The Emperor held, very comfortably and safely, in that state. Poyndex felt a bit of pride.

Next, the nature of the device—or devices—hidden inside the Emperor's body should have been examined electronically. Poyndex could not. He was fairly sure there were no antiexamination booby traps on them. The Emperor, after all, could stride through security screens without anything happening.

But he was only fairly sure.

Therefore, feeling as if he were living in the Dark Ages, he ordered his chief surgeon to begin exploratory surgery. The surgeon was further told that the operation must be done at speed, as if he were in a trauma center, with only seconds to keep the patient from dying.

It was well that Poyndex gave those instructions. He had scrubbed and gowned and gone into the operating theater, an arena he was quite familiar with. The first incision opened the body cavity, and Poyndex saw the device. He brushed the surgeon's hand aside and held the back of his fingers against the plas ovoid. It was growing warm.

"Excise it," he snapped.

"But—"

The surgeon's scalpel lased twice, and the device was free. Bastard, Poyndex thought. Got you before you could detonate.

"There. Another one."

"But there's hemorrhaging!"

"Screw that! Cut!"

A second device.

"What are the vital signs?" Poyndex asked hoarsely.

"Stable."

"Good. Doctor, open the rib cage."

The heavy bone-cutting laser made the cut.

"There. Another one. Take it out."

The cuts were made. Poyndex was sweating. There could be one more. But he couldn't just send in the machete team.

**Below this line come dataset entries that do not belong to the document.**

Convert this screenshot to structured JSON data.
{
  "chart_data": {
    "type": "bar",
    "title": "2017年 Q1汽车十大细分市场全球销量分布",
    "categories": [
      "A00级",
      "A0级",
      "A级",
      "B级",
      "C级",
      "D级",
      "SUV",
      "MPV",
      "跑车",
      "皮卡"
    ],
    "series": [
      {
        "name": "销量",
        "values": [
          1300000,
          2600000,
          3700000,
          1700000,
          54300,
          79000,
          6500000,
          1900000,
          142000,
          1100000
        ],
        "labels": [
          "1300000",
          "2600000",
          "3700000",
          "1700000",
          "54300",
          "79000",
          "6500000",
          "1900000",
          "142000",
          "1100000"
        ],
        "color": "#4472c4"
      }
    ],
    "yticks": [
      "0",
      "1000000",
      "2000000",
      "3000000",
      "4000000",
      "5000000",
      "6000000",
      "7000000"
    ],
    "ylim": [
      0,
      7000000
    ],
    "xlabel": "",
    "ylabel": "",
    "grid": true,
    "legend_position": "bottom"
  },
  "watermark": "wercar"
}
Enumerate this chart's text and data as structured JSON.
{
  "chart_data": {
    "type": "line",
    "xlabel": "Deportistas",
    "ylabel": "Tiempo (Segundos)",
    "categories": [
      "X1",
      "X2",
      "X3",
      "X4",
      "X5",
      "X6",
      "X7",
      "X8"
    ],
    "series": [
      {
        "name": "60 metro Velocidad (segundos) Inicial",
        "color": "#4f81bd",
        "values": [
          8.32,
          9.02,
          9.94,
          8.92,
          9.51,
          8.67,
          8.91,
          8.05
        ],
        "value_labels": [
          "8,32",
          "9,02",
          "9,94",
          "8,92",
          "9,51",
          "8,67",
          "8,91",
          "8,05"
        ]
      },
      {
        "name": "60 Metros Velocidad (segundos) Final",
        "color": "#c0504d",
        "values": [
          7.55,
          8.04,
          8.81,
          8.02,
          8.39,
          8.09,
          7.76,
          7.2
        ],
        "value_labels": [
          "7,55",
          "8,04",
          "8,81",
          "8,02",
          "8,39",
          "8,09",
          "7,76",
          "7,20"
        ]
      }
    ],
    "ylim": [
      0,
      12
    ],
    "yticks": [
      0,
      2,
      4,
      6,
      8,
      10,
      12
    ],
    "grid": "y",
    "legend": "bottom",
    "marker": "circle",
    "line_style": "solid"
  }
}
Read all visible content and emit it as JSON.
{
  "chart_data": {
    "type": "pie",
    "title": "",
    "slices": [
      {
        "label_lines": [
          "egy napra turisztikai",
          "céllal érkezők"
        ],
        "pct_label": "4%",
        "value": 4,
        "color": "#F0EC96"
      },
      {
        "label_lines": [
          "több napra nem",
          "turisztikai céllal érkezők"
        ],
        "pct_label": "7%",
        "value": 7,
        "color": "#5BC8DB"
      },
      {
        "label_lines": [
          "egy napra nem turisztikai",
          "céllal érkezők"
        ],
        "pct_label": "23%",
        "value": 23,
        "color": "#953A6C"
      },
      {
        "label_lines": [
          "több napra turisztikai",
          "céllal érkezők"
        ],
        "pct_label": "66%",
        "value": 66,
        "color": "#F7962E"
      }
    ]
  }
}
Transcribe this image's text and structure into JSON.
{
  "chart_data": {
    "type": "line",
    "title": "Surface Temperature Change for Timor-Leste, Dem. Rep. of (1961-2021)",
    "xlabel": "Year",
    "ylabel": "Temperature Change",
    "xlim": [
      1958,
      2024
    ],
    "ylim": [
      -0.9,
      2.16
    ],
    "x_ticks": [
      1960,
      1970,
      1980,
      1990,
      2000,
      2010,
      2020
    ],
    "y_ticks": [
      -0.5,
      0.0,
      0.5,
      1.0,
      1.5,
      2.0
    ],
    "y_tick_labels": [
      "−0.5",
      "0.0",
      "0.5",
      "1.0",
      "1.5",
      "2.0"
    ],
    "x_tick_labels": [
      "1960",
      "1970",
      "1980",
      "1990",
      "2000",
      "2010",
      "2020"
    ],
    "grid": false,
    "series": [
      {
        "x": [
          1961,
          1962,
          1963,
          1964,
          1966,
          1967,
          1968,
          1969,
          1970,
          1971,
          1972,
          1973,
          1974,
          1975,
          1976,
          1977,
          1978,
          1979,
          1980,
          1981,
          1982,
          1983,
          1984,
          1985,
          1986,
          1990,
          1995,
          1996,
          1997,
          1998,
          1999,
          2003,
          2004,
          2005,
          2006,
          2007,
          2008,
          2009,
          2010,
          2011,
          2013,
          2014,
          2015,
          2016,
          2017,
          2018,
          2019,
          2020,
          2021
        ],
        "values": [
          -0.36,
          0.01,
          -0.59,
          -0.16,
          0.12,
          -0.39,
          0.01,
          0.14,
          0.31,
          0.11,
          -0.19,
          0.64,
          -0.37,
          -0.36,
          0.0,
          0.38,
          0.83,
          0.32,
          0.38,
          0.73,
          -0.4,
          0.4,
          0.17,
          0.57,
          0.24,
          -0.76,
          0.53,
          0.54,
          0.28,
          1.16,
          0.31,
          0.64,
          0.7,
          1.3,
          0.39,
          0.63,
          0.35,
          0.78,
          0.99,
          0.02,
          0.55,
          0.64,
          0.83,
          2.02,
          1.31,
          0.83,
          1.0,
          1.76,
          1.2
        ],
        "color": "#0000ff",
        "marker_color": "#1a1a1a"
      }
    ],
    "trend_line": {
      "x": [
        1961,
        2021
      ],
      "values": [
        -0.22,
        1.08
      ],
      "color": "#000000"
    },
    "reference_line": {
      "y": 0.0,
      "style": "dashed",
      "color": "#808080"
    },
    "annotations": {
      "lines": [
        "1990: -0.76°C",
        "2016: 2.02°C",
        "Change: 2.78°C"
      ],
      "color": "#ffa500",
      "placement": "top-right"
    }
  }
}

"Survey. Scan the medulla oblongata area."

"Yes, sir."

Time stopped.

"There appears to be... some kind of short-range transmitting device. Very short-range—one third of a meter. If you wanted an opinion, I'd say it was a very sophisticated encephalograph. But that's all it is."

Poyndex almost sagged.

"Then that's all. You can slow down. Stabilize him. Stop the bleeding. And button him up."

"What about these?" The second surgeon indicated the three man-made devices that had been cut out of the Emperor's body.

"Mine. You did not see them."

The three plas objects went to immediate tech analysis.

The first devise was a sophisticated bomb, using conventional matter for the detonator and Anti-Matter Two for the explosive. It would have been enough to create a one-eighth-kilometer parking lot with the OR as ground zero. Poyndex grinned tightly. Now he knew where that mysterious blast had come from that went off microseconds after the privy council's assassin had shot the Emperor. The bomb was intended to prevent autopsies, at the very least.

The second device was a combination receiver and booby trap set to detonate if the Emperor was ever cut open. It further contained certain programmed circumstances. It took Poyndex some hours to puzzle out the purpose of the device. The electroencephalograph still in the Imperial skull would continually transmit the Emperor's thoughts. If those thoughts deviated beyond the programmed circumstances, the bomb would detonate.